Biological impact on mineral dissolution: application of the lichen model to understanding mineral weathering in the rhizosphere.

Microorganisms modify rates and mechanisms of chemical and physical weathering and clay growth, thus playing fundamental roles in soil and sediment formation. Because processes in soils are inherently complex and difficult to study, we employ a model based on the lichen-mineral system to identify the fundamental interactions. Fixed carbon released by the photosynthetic symbiont stimulates growth of fungi and other microorganisms. These microorganisms directly or indirectly induce mineral disaggregation, hydration, dissolution, and secondary mineral formation. Model polysaccharides were used to investigate direct mediation of mineral surface reactions by extracellular polymers. Polysaccharides can suppress or enhance rates of chemical weathering by up to three orders of magnitude, depending on the pH, mineral surface structure and composition, and organic functional groups. Mg, Mn, Fe, Al, and Si are redistributed into clays that strongly adsorb ions. Microbes contribute to dissolution of insoluble secondary phosphates, possibly via release of organic acids. These reactions significantly impact soil fertility. Below fungi-mineral interfaces, mineral surfaces are exposed to dissolved metabolic byproducts. Through this indirect process, microorganisms can accelerate mineral dissolution, leading to enhanced porosity and permeability and colonization by microbial communities.
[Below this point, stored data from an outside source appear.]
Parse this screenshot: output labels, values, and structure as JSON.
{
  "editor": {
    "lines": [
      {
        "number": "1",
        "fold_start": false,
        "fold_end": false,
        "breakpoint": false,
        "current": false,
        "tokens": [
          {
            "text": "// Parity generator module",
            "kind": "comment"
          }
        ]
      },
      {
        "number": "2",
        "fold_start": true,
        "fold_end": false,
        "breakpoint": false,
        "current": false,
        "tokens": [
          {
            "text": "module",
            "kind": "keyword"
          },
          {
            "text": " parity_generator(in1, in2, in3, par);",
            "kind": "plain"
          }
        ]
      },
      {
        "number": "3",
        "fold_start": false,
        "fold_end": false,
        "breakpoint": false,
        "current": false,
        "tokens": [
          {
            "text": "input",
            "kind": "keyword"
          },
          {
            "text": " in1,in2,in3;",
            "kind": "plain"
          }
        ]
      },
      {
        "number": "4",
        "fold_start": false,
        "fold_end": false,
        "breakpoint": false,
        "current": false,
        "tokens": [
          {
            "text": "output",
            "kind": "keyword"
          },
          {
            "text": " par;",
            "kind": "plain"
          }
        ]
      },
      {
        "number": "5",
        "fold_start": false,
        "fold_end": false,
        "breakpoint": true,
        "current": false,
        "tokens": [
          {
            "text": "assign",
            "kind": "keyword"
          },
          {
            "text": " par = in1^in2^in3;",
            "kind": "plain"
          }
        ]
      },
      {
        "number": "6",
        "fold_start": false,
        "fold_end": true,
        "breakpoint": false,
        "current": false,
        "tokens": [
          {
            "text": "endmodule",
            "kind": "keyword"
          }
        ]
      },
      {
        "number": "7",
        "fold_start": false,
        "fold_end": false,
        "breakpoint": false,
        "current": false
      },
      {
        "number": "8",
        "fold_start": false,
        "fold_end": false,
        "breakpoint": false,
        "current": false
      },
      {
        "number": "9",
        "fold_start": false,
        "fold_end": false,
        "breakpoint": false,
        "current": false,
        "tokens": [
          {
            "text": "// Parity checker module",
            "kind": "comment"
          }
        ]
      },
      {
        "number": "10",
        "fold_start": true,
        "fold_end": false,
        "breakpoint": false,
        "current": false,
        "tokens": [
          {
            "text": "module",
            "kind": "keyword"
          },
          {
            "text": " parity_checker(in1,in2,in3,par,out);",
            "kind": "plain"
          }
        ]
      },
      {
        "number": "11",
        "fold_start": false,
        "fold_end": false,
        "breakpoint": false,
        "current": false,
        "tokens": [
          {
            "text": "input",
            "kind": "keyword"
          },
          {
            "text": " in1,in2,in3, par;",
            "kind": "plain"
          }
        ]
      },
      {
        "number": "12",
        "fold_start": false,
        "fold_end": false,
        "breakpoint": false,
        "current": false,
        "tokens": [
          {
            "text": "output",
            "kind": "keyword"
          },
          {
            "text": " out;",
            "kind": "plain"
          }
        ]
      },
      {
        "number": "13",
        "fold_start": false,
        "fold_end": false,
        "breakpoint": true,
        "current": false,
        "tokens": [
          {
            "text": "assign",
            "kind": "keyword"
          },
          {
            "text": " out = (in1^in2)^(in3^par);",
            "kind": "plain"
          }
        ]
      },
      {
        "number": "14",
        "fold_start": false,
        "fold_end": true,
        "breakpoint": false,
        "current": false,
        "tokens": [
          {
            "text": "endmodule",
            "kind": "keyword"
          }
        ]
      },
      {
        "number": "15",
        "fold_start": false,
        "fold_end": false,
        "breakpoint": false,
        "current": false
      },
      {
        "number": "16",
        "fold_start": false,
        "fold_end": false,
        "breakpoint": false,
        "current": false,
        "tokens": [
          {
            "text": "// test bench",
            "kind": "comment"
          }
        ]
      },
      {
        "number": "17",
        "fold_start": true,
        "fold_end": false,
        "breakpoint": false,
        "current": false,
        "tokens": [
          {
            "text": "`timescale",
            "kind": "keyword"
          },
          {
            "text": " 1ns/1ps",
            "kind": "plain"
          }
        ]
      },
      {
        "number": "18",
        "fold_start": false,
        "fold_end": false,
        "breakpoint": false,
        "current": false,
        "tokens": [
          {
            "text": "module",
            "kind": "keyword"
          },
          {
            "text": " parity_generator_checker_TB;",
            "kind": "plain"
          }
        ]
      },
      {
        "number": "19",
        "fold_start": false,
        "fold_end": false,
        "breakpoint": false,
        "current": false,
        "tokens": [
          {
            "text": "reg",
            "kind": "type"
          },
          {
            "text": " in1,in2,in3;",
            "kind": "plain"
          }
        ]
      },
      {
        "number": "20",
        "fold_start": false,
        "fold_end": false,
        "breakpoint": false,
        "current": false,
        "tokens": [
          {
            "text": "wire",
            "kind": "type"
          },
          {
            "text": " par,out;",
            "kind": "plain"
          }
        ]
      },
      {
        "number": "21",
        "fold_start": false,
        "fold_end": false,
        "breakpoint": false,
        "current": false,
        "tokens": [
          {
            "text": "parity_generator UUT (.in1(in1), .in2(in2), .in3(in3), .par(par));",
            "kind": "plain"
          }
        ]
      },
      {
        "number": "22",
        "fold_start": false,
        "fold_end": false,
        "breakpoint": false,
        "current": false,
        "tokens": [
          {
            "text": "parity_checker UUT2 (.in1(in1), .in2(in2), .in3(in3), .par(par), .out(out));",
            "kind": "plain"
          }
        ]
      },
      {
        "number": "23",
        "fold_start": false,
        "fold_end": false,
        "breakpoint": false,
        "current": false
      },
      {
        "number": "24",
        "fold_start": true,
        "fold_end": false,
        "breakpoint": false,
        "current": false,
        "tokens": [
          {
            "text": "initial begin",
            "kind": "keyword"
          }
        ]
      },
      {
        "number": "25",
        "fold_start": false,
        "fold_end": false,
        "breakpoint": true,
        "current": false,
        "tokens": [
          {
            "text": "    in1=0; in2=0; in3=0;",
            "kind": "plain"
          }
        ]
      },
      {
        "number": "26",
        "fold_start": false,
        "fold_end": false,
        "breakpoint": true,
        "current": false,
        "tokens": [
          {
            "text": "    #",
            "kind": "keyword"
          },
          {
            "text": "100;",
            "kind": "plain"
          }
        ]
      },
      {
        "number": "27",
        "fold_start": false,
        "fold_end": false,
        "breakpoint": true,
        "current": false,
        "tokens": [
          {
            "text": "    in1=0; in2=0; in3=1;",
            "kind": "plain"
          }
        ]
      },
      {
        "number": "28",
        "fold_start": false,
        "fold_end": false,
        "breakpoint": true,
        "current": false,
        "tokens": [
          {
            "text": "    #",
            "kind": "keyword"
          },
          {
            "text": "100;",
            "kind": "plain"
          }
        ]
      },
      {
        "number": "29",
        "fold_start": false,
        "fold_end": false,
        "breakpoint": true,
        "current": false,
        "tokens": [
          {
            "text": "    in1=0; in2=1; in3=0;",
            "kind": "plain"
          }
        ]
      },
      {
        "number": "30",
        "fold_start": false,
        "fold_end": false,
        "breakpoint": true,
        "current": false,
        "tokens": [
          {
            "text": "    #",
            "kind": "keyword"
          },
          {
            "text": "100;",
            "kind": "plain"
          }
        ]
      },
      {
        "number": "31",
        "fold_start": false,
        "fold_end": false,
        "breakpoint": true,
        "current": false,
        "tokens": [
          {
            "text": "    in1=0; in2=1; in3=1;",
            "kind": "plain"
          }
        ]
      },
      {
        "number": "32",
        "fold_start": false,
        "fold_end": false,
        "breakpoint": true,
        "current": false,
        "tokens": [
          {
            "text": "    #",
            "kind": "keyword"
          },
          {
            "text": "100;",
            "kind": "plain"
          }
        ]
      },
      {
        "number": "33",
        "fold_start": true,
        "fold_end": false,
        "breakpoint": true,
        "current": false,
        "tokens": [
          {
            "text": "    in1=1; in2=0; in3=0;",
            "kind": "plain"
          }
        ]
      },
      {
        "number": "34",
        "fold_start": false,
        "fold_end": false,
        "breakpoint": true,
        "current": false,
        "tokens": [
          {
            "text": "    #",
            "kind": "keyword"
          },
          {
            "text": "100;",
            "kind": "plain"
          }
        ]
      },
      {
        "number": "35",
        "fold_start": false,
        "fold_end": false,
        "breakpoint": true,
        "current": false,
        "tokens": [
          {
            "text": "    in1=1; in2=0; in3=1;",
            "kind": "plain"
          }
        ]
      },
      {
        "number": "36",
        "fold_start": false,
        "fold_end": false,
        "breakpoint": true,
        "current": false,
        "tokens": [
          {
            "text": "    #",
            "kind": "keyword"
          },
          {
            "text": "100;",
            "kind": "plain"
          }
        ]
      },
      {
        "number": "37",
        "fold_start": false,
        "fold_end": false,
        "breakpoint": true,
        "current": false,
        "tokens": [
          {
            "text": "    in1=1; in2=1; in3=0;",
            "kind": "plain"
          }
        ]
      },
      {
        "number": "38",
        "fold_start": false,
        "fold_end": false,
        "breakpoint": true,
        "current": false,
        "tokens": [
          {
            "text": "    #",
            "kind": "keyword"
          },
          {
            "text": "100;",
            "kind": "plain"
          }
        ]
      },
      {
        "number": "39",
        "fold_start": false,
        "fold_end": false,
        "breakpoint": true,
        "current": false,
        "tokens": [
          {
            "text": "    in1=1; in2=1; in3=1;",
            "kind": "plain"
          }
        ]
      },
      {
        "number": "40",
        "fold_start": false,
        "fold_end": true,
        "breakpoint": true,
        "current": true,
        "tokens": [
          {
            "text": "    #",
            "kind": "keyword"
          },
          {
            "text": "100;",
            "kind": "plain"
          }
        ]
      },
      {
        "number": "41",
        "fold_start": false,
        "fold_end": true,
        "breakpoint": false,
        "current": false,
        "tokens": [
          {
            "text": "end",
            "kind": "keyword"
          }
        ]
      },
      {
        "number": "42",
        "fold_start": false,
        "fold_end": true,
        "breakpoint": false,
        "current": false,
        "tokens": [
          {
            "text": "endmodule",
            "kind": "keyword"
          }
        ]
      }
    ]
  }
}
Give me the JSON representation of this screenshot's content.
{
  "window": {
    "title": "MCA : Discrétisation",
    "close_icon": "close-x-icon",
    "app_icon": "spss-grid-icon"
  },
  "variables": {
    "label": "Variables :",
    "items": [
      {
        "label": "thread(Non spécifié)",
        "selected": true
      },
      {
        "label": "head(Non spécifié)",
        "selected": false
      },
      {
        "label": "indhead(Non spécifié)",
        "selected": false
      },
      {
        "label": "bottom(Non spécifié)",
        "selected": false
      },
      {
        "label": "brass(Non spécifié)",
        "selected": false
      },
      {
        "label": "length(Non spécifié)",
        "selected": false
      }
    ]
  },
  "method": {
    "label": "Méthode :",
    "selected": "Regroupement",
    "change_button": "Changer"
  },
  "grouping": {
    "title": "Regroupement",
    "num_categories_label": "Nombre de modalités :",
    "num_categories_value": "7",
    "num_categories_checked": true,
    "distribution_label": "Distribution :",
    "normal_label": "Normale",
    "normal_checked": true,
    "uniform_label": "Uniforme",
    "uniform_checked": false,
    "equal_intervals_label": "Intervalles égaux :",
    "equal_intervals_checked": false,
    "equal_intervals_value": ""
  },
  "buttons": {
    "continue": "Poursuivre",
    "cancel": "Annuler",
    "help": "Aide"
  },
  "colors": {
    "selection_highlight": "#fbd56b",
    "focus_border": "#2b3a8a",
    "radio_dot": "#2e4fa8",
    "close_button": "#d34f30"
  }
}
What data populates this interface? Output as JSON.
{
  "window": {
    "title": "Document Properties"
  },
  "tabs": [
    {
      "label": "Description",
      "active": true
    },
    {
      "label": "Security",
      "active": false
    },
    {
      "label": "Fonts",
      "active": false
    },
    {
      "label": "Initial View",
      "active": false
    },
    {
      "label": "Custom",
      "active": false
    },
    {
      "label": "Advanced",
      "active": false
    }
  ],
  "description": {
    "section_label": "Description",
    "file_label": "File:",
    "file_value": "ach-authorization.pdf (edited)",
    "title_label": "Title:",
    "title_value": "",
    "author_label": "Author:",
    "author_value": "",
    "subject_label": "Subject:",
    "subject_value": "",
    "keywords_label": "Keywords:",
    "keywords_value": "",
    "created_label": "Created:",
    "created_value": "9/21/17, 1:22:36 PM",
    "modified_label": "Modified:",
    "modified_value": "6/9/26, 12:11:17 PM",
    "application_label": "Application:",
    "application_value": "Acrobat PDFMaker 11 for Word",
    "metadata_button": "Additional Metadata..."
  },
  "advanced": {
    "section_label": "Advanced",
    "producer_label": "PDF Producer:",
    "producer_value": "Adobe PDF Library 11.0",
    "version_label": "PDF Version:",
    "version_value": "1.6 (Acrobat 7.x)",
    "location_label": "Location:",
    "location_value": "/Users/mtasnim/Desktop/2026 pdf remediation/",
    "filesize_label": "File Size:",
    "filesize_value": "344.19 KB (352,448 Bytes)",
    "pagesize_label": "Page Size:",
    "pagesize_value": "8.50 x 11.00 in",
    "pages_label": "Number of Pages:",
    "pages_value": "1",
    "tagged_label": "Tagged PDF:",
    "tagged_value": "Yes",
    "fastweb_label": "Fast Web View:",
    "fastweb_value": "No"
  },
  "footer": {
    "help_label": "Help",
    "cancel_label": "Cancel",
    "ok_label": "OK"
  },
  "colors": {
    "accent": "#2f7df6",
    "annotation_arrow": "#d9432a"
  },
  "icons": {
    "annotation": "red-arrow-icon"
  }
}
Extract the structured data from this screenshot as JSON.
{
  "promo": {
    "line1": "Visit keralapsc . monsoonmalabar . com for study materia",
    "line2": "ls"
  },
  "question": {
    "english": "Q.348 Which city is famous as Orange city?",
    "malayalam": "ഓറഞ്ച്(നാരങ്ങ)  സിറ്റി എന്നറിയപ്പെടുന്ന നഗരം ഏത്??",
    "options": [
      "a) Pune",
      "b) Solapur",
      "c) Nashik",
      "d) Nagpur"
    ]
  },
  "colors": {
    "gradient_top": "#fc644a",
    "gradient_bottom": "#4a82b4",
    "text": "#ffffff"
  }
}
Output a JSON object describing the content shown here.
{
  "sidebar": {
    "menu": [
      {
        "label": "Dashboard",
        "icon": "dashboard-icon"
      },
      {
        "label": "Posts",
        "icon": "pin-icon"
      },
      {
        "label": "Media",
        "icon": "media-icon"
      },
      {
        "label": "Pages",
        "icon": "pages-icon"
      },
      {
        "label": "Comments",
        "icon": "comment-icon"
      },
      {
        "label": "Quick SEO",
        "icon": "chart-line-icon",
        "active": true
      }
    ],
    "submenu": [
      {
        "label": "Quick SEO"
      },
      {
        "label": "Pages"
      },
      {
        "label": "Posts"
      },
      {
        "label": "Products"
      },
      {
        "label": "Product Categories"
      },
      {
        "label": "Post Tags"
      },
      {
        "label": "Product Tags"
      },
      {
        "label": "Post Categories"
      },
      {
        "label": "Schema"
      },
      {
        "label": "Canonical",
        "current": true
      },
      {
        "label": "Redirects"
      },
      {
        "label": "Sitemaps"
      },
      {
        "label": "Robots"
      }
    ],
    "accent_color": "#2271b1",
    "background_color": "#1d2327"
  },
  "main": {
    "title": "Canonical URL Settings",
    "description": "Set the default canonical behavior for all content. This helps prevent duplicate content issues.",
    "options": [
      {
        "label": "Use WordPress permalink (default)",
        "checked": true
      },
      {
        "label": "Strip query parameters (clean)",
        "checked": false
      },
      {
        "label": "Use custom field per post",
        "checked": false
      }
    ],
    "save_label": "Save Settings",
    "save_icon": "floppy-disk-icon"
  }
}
Enhanced dissolution of silicate minerals by bacteria at near-neutral pH.

Previous studies have shown that various microorganisms can enhance the dissolution of silicate minerals at low (<5) or high (>8) pH. However, it was not known if they can have an effect at near-neutral pH. Almost half of 17 isolates examined in this study stimulated bytownite dissolution at near-neutral pH while in a resting state in buffered glucose. Most of the isolates found to stimulate dissolution also oxidized glucose to gluconic acid. More detailed analysis with one of these isolates suggested that this partial oxidation was the predominant, if not sole, mechanism of enhanced dissolution. Enhanced dissolution did not require direct contact between the dissolving mineral and the bacteria. Gluconate-promoted dissolution was also observed with other silicate minerals such as albite, quartz, and kaolinite.